Campbell-Howes put Ro Dunbar in touch with Liss who, realising the potential of the collection as an exhibition, contacted Simon Martin, artistic director of Pallant House, who was enthusiastic from the off about having the show in Chichester.

As Martin writes in the foreword to the catalogue, the discovery of ‘unknown’ works is rare: “When it happens it can animate and punctuate a show, bringing freshness and providing new insights into an artist’s working methods and deepening our understanding of their life and work.

“What then, when the entire show is composed of ‘lost works’, not seen in public for decades, if ever?”

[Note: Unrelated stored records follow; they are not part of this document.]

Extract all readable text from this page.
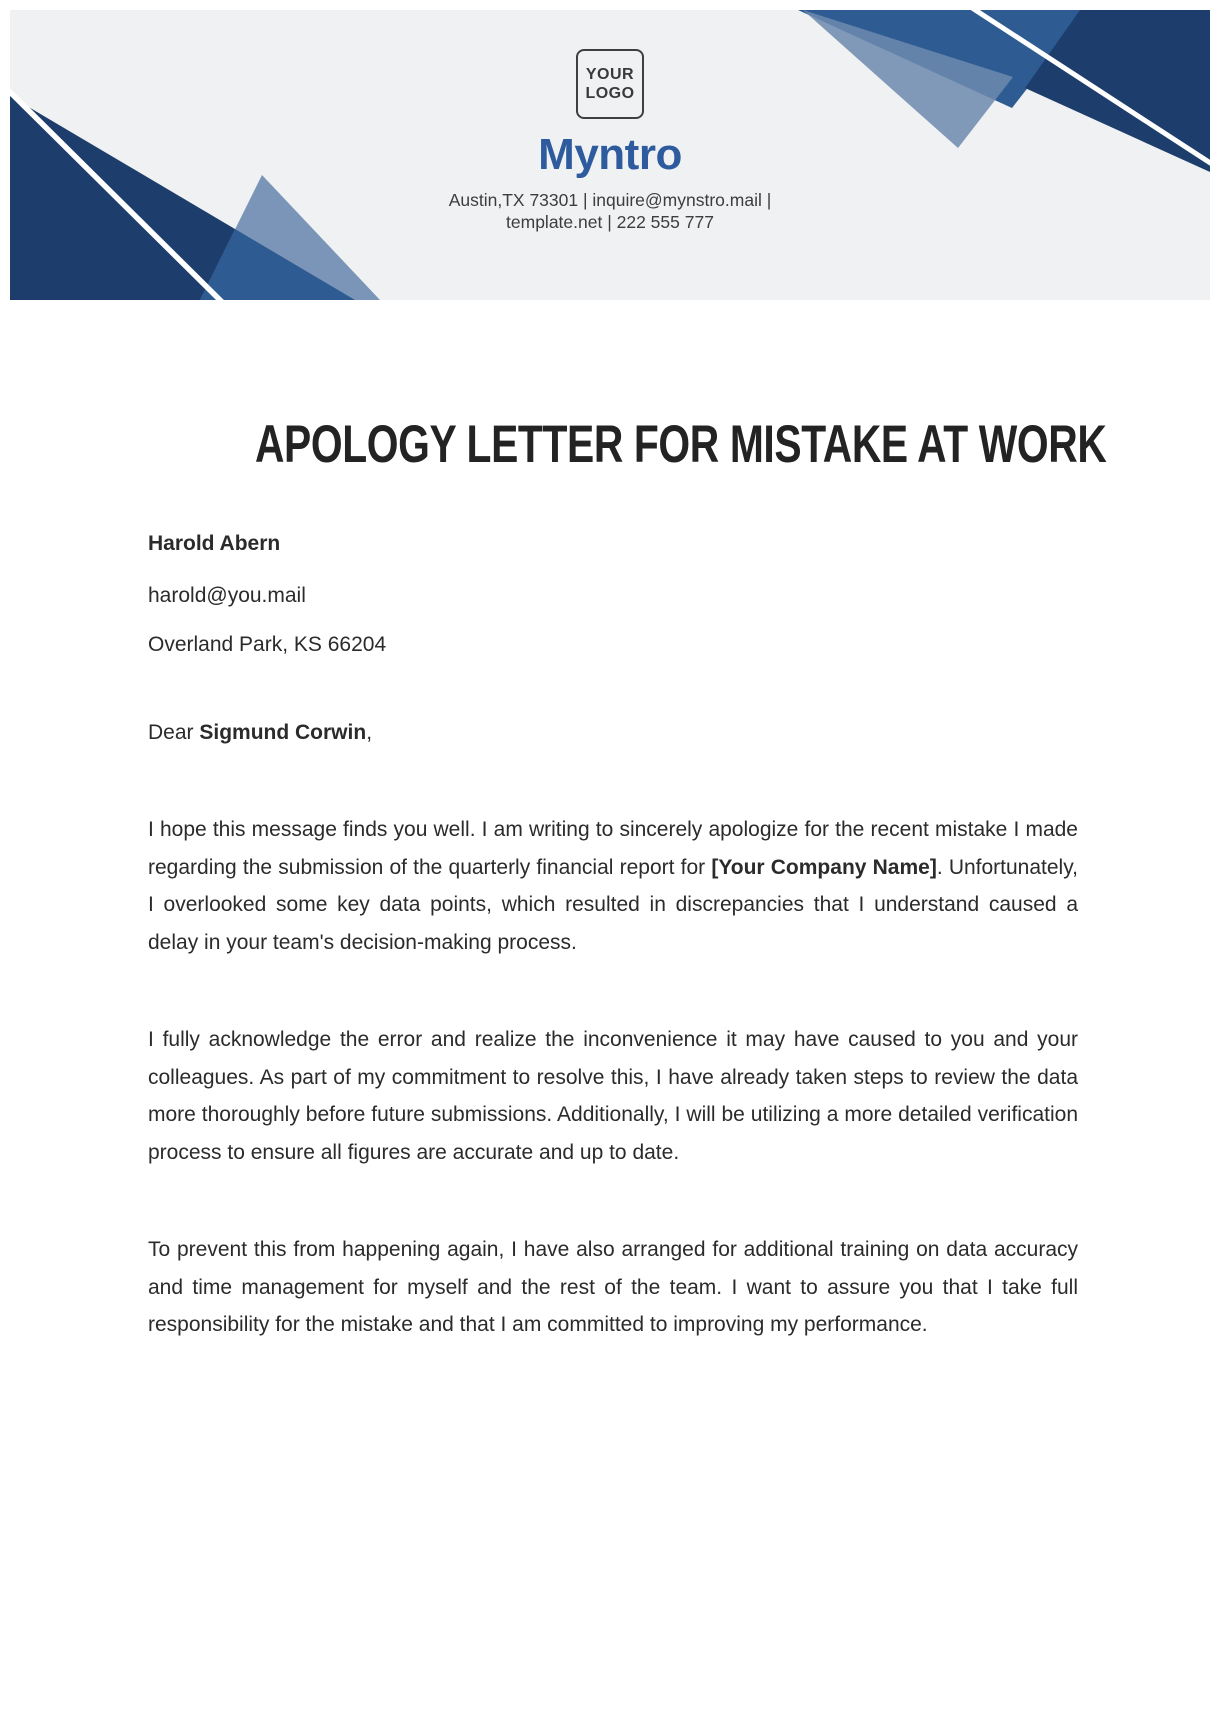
YOUR
LOGO
Myntro
Austin,TX 73301 | inquire@mynstro.mail |
template.net | 222 555 777
APOLOGY LETTER FOR MISTAKE AT WORK

Harold Abern

harold@you.mail

Overland Park, KS 66204

Dear Sigmund Corwin,

I hope this message finds you well. I am writing to sincerely apologize for the recent mistake I made regarding the submission of the quarterly financial report for [Your Company Name]. Unfortunately, I overlooked some key data points, which resulted in discrepancies that I understand caused a delay in your team's decision-making process.

I fully acknowledge the error and realize the inconvenience it may have caused to you and your colleagues. As part of my commitment to resolve this, I have already taken steps to review the data more thoroughly before future submissions. Additionally, I will be utilizing a more detailed verification process to ensure all figures are accurate and up to date.

To prevent this from happening again, I have also arranged for additional training on data accuracy and time management for myself and the rest of the team. I want to assure you that I take full responsibility for the mistake and that I am committed to improving my performance.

Dunbar’s work rarely appeared on the market, until a small collection belonging to a fellow Royal College of Art student and friend, Margaret Goodwin, came up at Diss Auction Rooms a few years ago.

This led to the re-emergence of two major ‘lost’ works depicting the Women’s Land Army during the war, both in the Pallant House show: Milking Practice with Artificial Udders and Men Stooking and Girls Learning to Stook.

The Pallant House exhibition of more than 80 works shows the breadth of Dunbar’s artistic endeavour, from the war works for which she is best known, through preliminary studies for public commissions, such as the 1933-6 mural scheme at Brockley School, to commercial advertisements and shop signs, and illustrations for various books about gardening and agriculture. Alongside these are some of her larger paintings and a large group of family portraits.

To coincide with the exhibition, Persephone Books will publish a facsimile of Dunbar and Charles Mahoney’s Gardeners’ Choice (1937), with an unpublished preface by Edward Bawden and afterword by Campbell-Howes.